- Location: Woods near Peshtigo, Wisconsin, U.S.
- Date: January 5, 2007
- Attack type: Murder by shooting and stabbing
- Weapons: Shotgun Knife
- Motive: Anti-Asian racism
- Charges: Intentional homicide Hiding a corpse Felony possession of a firearm
- Verdict: Guilty
- Convictions: Second-degree intentional homicide Hiding a corpse Felony possession of a firearm

= Murder of Cha Vang =

2007 murder in Wisconsin

On January 5, 2007, 30-year-old Cha Vang was murdered by 28-year-old James Nichols near Peshtigo, Wisconsin, United States. Nichols had shot and stabbed Vang before hiding his body, later admitting to the murder, but insisting the killing was self-defense. Prosecutors believed that Vang's murder had been racially motivated.

In October 2007, Nichols was convicted of second degree intentional homicide and sentenced to 69 years in prison.

== Background ==
Cha Vang was born on 15 June 1976 in Laos, but spent most of his life in a refugee camp in Thailand due to the Laotian Civil War. He immigrated to the U.S. in mid-2004, settling in Green Bay, Wisconsin.

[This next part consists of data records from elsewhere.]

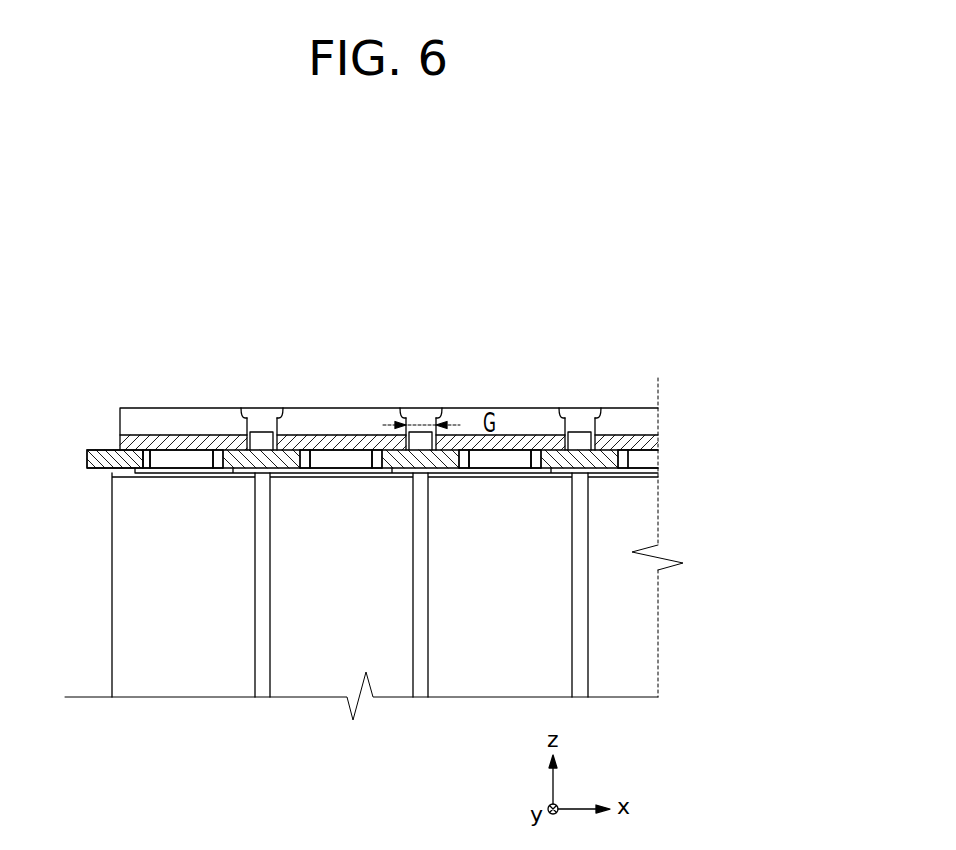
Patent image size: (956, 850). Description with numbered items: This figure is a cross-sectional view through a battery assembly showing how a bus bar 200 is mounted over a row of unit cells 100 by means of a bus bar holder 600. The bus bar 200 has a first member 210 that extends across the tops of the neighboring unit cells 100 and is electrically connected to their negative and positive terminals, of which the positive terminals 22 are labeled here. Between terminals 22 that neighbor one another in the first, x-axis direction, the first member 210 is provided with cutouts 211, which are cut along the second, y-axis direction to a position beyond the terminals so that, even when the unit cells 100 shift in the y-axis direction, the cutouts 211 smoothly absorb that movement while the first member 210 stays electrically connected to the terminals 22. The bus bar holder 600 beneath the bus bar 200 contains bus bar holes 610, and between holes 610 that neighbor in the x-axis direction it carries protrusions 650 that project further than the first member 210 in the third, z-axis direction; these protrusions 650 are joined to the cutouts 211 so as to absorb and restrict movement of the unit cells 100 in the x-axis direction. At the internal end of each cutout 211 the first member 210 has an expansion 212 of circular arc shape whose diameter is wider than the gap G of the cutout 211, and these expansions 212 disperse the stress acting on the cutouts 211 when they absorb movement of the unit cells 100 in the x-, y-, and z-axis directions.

The unit cell 100 is at (179, 672).
The bus bar 200 is at (389, 378).
The first member 210 is at (178, 440).
The cutout 211 is at (281, 416).
The expansion 212 is at (424, 409).
The positive terminal 22 is at (163, 458).
The bus bar holder 600 is at (97, 447).
The bus bar hole 610 is at (208, 455).
The protrusion 650 is at (262, 437).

He worked at a factory and was the father of five children.

James Allen Nichols was born on May 27, 1978 and worked at a sawmill in Peshtigo. He had previously been convicted of burglary and on parole at the time of the murder. In October 2006, Nichols proclaimed a hatred for Hmong immigrants to his boss. He alleged that a different Hmong hunter had stolen a tree stand and stated that he would have murdered the hunter, had Nichols been in possession of his rifle instead of a bow.

== Murder ==
On January 5, 2007, Cha Vang was with a larger group of squirrel hunters from Green Bay, who went to different parts of the forest on their own. He was eventually spotted by Nichols, who was also in the woods hunting squirrels. Mark Witeck, who performed the autopsy on Cha Vang, testified that Vang was shot from about 50 feet away by a shotgun, and stabbed six times in his face and neck. Vang's body was then hidden under a log.

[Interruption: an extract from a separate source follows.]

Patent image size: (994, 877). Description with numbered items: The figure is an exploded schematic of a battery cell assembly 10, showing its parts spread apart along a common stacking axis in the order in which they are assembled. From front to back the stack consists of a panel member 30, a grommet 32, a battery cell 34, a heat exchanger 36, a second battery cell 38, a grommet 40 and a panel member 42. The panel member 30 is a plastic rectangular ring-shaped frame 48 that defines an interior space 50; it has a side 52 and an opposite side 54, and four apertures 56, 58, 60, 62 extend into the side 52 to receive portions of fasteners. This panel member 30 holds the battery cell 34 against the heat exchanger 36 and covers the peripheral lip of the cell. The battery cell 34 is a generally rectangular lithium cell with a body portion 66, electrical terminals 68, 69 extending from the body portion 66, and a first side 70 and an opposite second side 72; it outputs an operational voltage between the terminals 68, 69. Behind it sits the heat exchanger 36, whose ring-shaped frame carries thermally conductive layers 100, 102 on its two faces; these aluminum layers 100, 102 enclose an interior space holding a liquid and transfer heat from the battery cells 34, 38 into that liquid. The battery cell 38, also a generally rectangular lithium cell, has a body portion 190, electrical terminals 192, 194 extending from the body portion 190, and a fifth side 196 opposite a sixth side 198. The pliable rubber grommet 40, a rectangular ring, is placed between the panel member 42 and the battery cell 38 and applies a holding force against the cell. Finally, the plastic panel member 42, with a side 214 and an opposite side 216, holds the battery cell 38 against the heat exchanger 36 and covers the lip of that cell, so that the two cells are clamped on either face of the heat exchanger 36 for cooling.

On January 6, Nichols arrived at a hospital with a gunshot wound to his hand, claiming a stranger had shot at him from a distance with a .22 caliber. When asked why he did not called police, Nichols changed his initial explanation and led emergency services to where he had hidden Vang's remains.

== Investigation ==
Attention to possible racial motives has been brought due to some of Nichols' own statements. Nichols has been quoted on record saying Hmong people are bad, mean and "kill everything and that they go for anything that moves."

Nichols after his arrest

=== Trial ===
On March 19, 2007, Nichols pleaded not guilty to the charges of first degree intentional homicide, felony possession of a weapon, and hiding a corpse. On October 6, 2007, a jury found Nichols guilty of a lesser charge of second degree intentional homicide and sentenced him to 69 years in prison. "The message sent to the Hmong community is that someone can shoot a Hmong hunter and not get the maximum sentence," said Tou Ger Xiong, spokesman for the Coalition for Community Relations in St. Paul, Minnesota.

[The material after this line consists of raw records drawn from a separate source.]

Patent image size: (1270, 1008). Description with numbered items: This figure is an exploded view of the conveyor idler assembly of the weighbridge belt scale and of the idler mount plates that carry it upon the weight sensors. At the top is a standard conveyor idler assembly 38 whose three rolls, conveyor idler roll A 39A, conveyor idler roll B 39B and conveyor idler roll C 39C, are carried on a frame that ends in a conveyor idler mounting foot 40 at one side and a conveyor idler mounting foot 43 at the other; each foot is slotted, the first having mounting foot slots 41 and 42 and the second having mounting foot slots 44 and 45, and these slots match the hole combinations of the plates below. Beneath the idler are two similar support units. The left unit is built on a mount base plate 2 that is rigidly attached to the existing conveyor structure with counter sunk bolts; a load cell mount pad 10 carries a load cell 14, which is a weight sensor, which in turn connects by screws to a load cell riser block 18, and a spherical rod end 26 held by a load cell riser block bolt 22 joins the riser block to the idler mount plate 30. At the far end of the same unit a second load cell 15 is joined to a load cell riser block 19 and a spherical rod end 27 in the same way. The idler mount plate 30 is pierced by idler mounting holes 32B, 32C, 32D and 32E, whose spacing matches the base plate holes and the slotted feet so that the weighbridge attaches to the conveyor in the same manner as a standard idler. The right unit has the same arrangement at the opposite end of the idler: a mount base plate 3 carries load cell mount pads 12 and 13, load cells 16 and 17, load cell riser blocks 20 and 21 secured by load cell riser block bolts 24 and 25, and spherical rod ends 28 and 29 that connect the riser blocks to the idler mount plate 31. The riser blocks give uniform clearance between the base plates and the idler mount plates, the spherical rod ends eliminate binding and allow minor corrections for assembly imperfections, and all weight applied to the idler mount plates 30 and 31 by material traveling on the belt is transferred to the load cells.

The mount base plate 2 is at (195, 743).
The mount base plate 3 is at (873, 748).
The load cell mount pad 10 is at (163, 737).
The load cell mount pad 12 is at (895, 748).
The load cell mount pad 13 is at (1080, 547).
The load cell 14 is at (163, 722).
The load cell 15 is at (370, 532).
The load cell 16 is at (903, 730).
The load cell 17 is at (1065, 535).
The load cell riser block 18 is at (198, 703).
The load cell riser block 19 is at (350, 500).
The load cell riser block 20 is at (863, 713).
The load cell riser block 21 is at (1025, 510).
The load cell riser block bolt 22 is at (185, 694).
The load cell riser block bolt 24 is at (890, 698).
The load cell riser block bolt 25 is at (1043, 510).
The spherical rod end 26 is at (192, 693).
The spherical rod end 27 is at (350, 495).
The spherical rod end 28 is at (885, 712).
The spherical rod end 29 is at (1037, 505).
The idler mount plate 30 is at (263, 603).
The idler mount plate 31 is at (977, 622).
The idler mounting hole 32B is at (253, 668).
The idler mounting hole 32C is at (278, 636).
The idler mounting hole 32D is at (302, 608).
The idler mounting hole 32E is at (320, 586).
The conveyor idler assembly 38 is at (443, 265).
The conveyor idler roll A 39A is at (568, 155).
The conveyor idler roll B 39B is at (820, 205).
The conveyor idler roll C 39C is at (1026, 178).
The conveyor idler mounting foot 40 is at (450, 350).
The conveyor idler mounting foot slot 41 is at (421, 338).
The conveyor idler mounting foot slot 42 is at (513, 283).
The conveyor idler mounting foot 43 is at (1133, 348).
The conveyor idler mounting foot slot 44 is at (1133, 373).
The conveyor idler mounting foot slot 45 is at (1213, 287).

== Effects of the killing ==
Reports of racial tension in the forests of Wisconsin during hunting seasons had been reported since Chai Soua Vang (no relation), a Hmong hunter, was convicted of killing six white hunters two years before Cha Vang's murder. Besides the immediate effects felt by family and friends at the death of Cha Vang, the killing stressed the already-tense relations between the Hmong community and predominantly white hunters in northern Wisconsin.